Emacs Tramp ssh double hop

Question

Could somebody please help me setup Emacs Tramp to do a double hop? I want to work on machine2.abc.def.edu to which I can connect only through machine1.abc.def.edu. My usern

Answer 1

Set up an ssh tunnel from machine1 to machine2 (assuming that sshd runs on port 22 on machine2):

machine1.abc.def.edu> ssh -f -N -L 2222:localhost:22 machine2.abc.def.edu

Then either connect to machine2 from Emacs like this:

/ssh:machine1.abc.def.edu#2222

or add the following line to your .emacs:

(add-to-list 'tramp-default-proxies-alist
             '("\\`machine2\\.abc\\.def\\.edu\\'" nil
               "/tunnel:machine1.abc.def.edu#2222:"))

Answer 2

The answer it to use the ssh_proxy command available in ssh_config. Documented here and here. Basically you create a config file in your ssh folder that you can write shortcuts in. One of your shortcuts is to use a proxy through another end point. All of your shortcuts work for any tool that uses ssh including git and emacs.

Host endpoint2
     User myusername
     HostName mysite.com
     Port 3000
     ProxyCommand ssh endpoint1 nc -w300 %h %p

Host endpoint1
     User somename
     HostName otherdomainorip.com
     Port 6893

In this example running ssh endpoint2 will automatically hop through endpoint1.

Answer 3

Okay, let's try something different then, without opening a tunnel. How about the following in your .emacs file:

(add-to-list 'tramp-default-proxies-alist 
             '("\\`machine2\\'" 
               nil 
               "/ssh:%u@machine1.abc.def.edu:"))

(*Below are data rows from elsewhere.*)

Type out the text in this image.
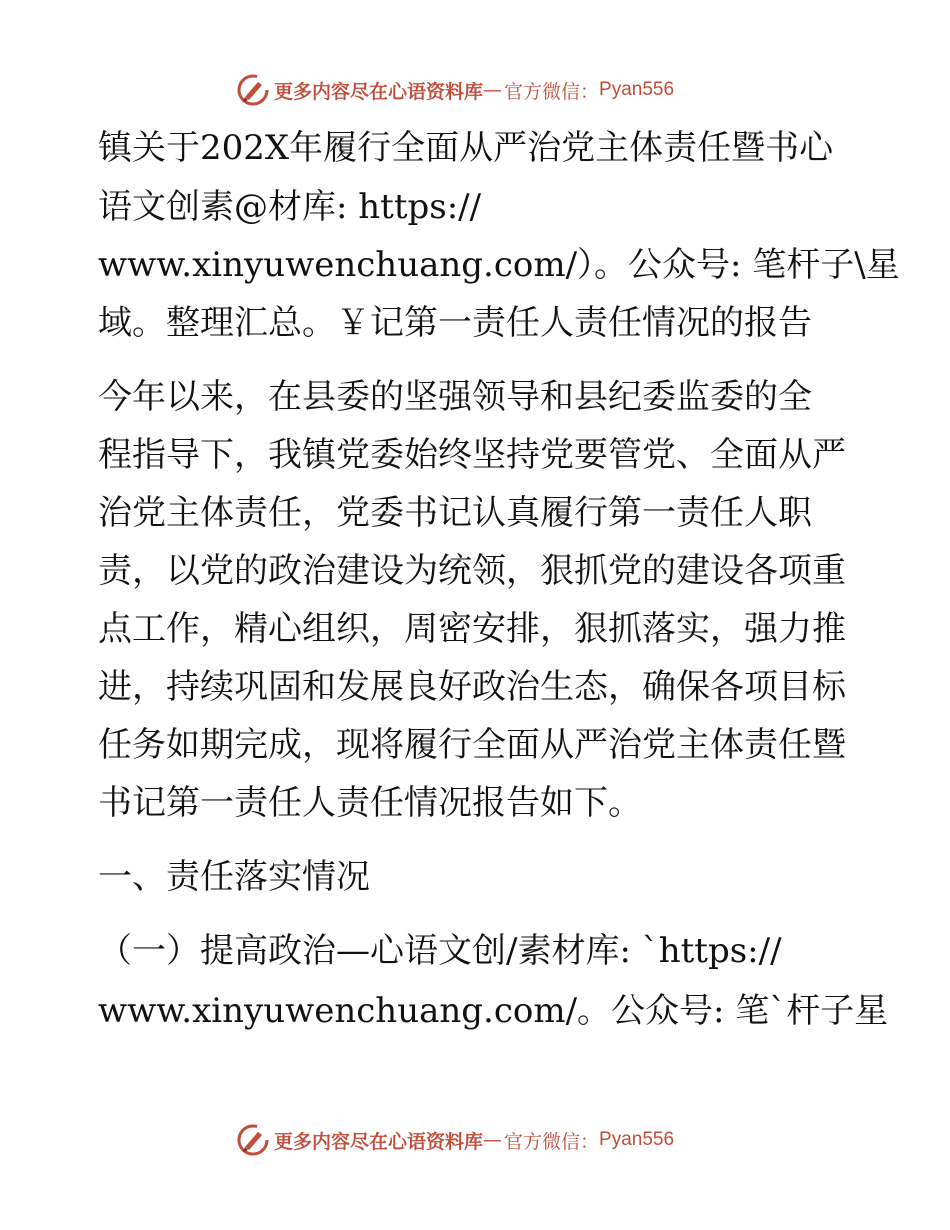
更多内容尽在心语资料库 — 官方微信： Pyan556
镇关于202X年履行全面从严治党主体责任暨书心
语文创素@材库: https://
www.xinyuwenchuang.com/）。公众号: 笔杆子\星
域。整理汇总。￥记第一责任人责任情况的报告
今年以来，在县委的坚强领导和县纪委监委的全
程指导下，我镇党委始终坚持党要管党、全面从严
治党主体责任，党委书记认真履行第一责任人职
责，以党的政治建设为统领，狠抓党的建设各项重
点工作，精心组织，周密安排，狠抓落实，强力推
进，持续巩固和发展良好政治生态，确保各项目标
任务如期完成，现将履行全面从严治党主体责任暨
书记第一责任人责任情况报告如下。
一、责任落实情况
（一）提高政治—心语文创/素材库: `https://
www.xinyuwenchuang.com/。公众号: 笔`杆子星
更多内容尽在心语资料库 — 官方微信： Pyan556
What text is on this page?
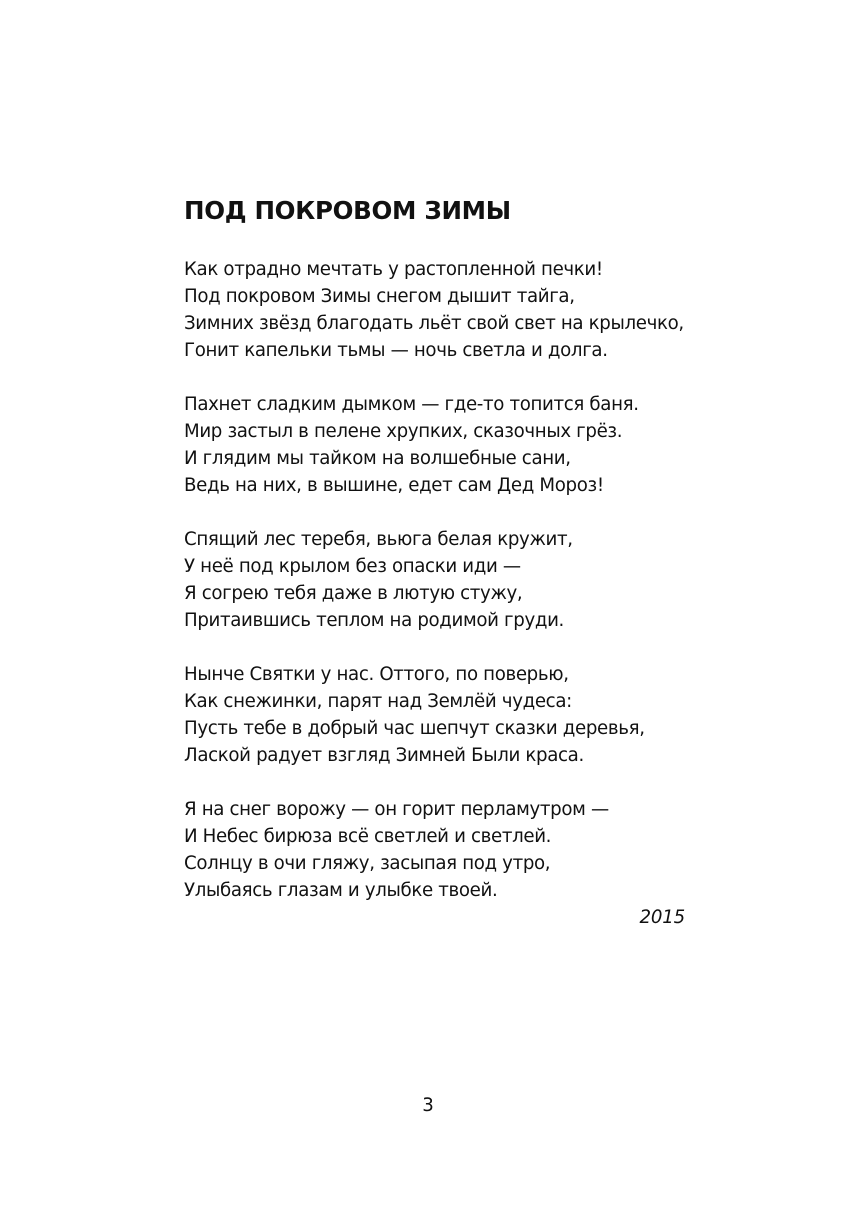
ПОД ПОКРОВОМ ЗИМЫ
Как отрадно мечтать у растопленной печки!
Под покровом Зимы снегом дышит тайга,
Зимних звёзд благодать льёт свой свет на крылечко,
Гонит капельки тьмы — ночь светла и долга.
Пахнет сладким дымком — где-то топится баня.
Мир застыл в пелене хрупких, сказочных грёз.
И глядим мы тайком на волшебные сани,
Ведь на них, в вышине, едет сам Дед Мороз!
Спящий лес теребя, вьюга белая кружит,
У неё под крылом без опаски иди —
Я согрею тебя даже в лютую стужу,
Притаившись теплом на родимой груди.
Нынче Святки у нас. Оттого, по поверью,
Как снежинки, парят над Землёй чудеса:
Пусть тебе в добрый час шепчут сказки деревья,
Лаской радует взгляд Зимней Были краса.
Я на снег ворожу — он горит перламутром —
И Небес бирюза всё светлей и светлей.
Солнцу в очи гляжу, засыпая под утро,
Улыбаясь глазам и улыбке твоей.
2015
3
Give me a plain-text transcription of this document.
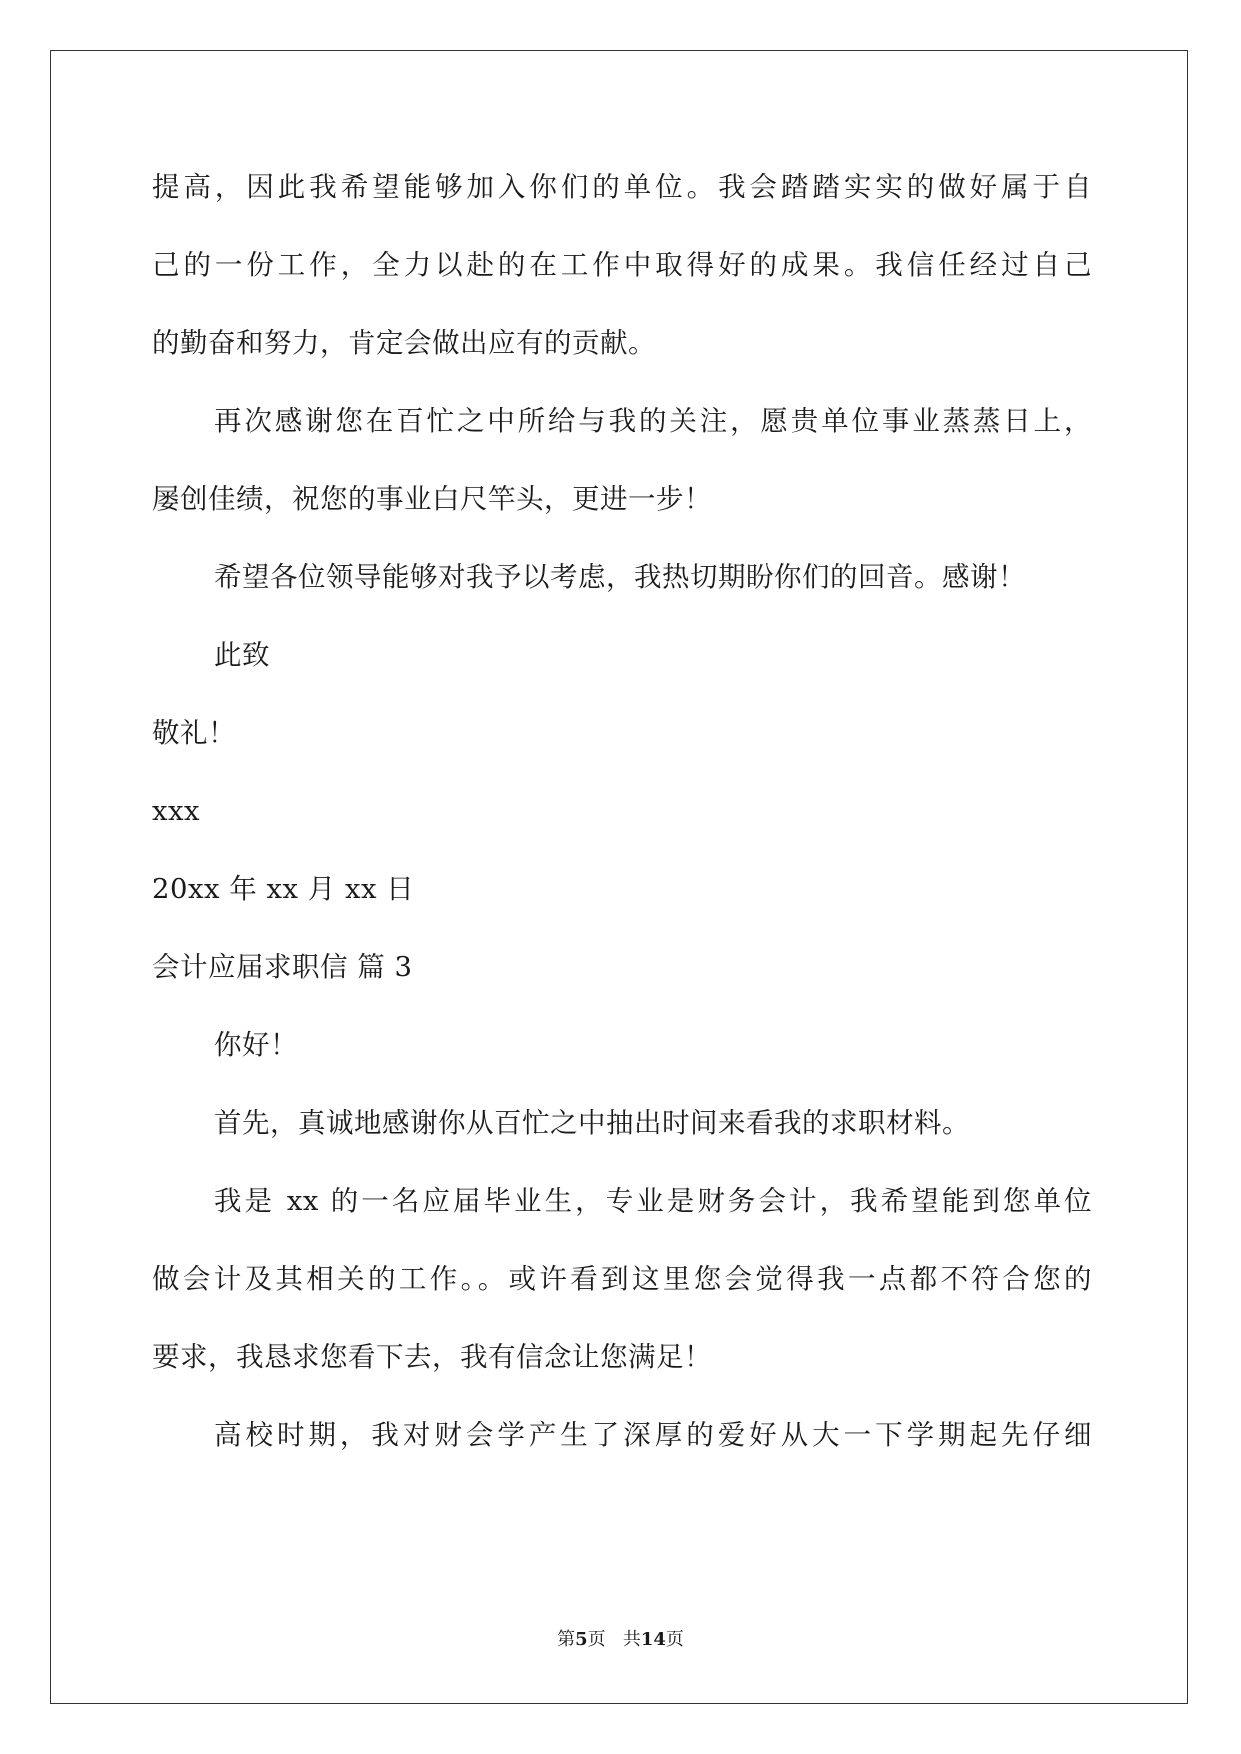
提高，因此我希望能够加入你们的单位。我会踏踏实实的做好属于自
己的一份工作，全力以赴的在工作中取得好的成果。我信任经过自己
的勤奋和努力，肯定会做出应有的贡献。
再次感谢您在百忙之中所给与我的关注，愿贵单位事业蒸蒸日上，
屡创佳绩，祝您的事业白尺竿头，更进一步！
希望各位领导能够对我予以考虑，我热切期盼你们的回音。感谢！
此致
敬礼！
xxx
20xx 年 xx 月 xx 日
会计应届求职信 篇 3
你好！
首先，真诚地感谢你从百忙之中抽出时间来看我的求职材料。
我是 xx 的一名应届毕业生，专业是财务会计，我希望能到您单位
做会计及其相关的工作。。或许看到这里您会觉得我一点都不符合您的
要求，我恳求您看下去，我有信念让您满足！
高校时期，我对财会学产生了深厚的爱好从大一下学期起先仔细
第5页 共14页
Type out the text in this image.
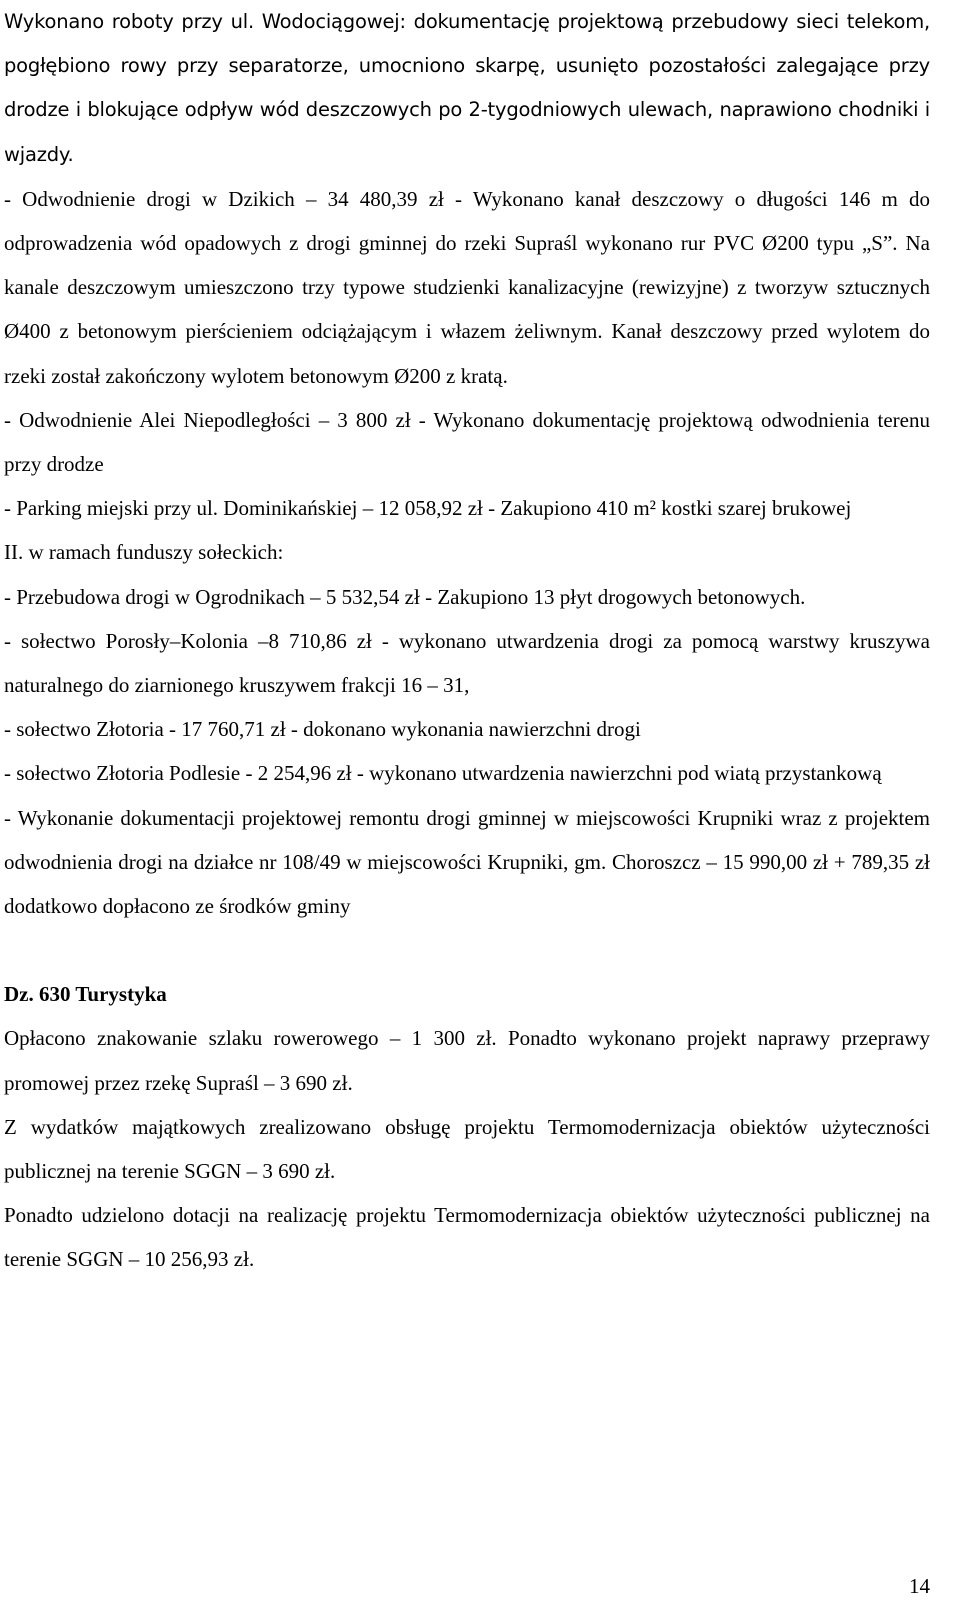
Wykonano roboty przy ul. Wodociągowej: dokumentację projektową przebudowy sieci telekom, pogłębiono rowy przy separatorze, umocniono skarpę, usunięto pozostałości zalegające przy drodze i blokujące odpływ wód deszczowych po 2-tygodniowych ulewach, naprawiono chodniki i wjazdy.

- Odwodnienie drogi w Dzikich – 34 480,39 zł - Wykonano kanał deszczowy o długości 146 m do odprowadzenia wód opadowych z drogi gminnej do rzeki Supraśl wykonano rur PVC Ø200 typu „S”. Na kanale deszczowym umieszczono trzy typowe studzienki kanalizacyjne (rewizyjne) z tworzyw sztucznych Ø400 z betonowym pierścieniem odciążającym i włazem żeliwnym. Kanał deszczowy przed wylotem do rzeki został zakończony wylotem betonowym Ø200 z kratą.

- Odwodnienie Alei Niepodległości – 3 800 zł - Wykonano dokumentację projektową odwodnienia terenu przy drodze

- Parking miejski przy ul. Dominikańskiej – 12 058,92 zł - Zakupiono 410 m² kostki szarej brukowej

II. w ramach funduszy sołeckich:

- Przebudowa drogi w Ogrodnikach – 5 532,54 zł - Zakupiono 13 płyt drogowych betonowych.

- sołectwo Porosły–Kolonia –8 710,86 zł - wykonano utwardzenia drogi za pomocą warstwy kruszywa naturalnego do ziarnionego kruszywem frakcji 16 – 31,

- sołectwo Złotoria - 17 760,71 zł - dokonano wykonania nawierzchni drogi

- sołectwo Złotoria Podlesie - 2 254,96 zł - wykonano utwardzenia nawierzchni pod wiatą przystankową

- Wykonanie dokumentacji projektowej remontu drogi gminnej w miejscowości Krupniki wraz z projektem odwodnienia drogi na działce nr 108/49 w miejscowości Krupniki, gm. Choroszcz – 15 990,00 zł + 789,35 zł dodatkowo dopłacono ze środków gminy

Dz. 630 Turystyka

Opłacono znakowanie szlaku rowerowego – 1 300 zł. Ponadto wykonano projekt naprawy przeprawy promowej przez rzekę Supraśl – 3 690 zł.

Z wydatków majątkowych zrealizowano obsługę projektu Termomodernizacja obiektów użyteczności publicznej na terenie SGGN – 3 690 zł.

Ponadto udzielono dotacji na realizację projektu Termomodernizacja obiektów użyteczności publicznej na terenie SGGN – 10 256,93 zł.

14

This is different from the code you found in the forum post in two points:

1. it adds ticks around the target host name (Emacs regexp syntax to avoid matching partial names)
2. it uses only the subdomain name in the target host (you reported in a comment below that you cannot ssh to machine2 when you use the full domain name)

Does that help when you try to access a file on machine2?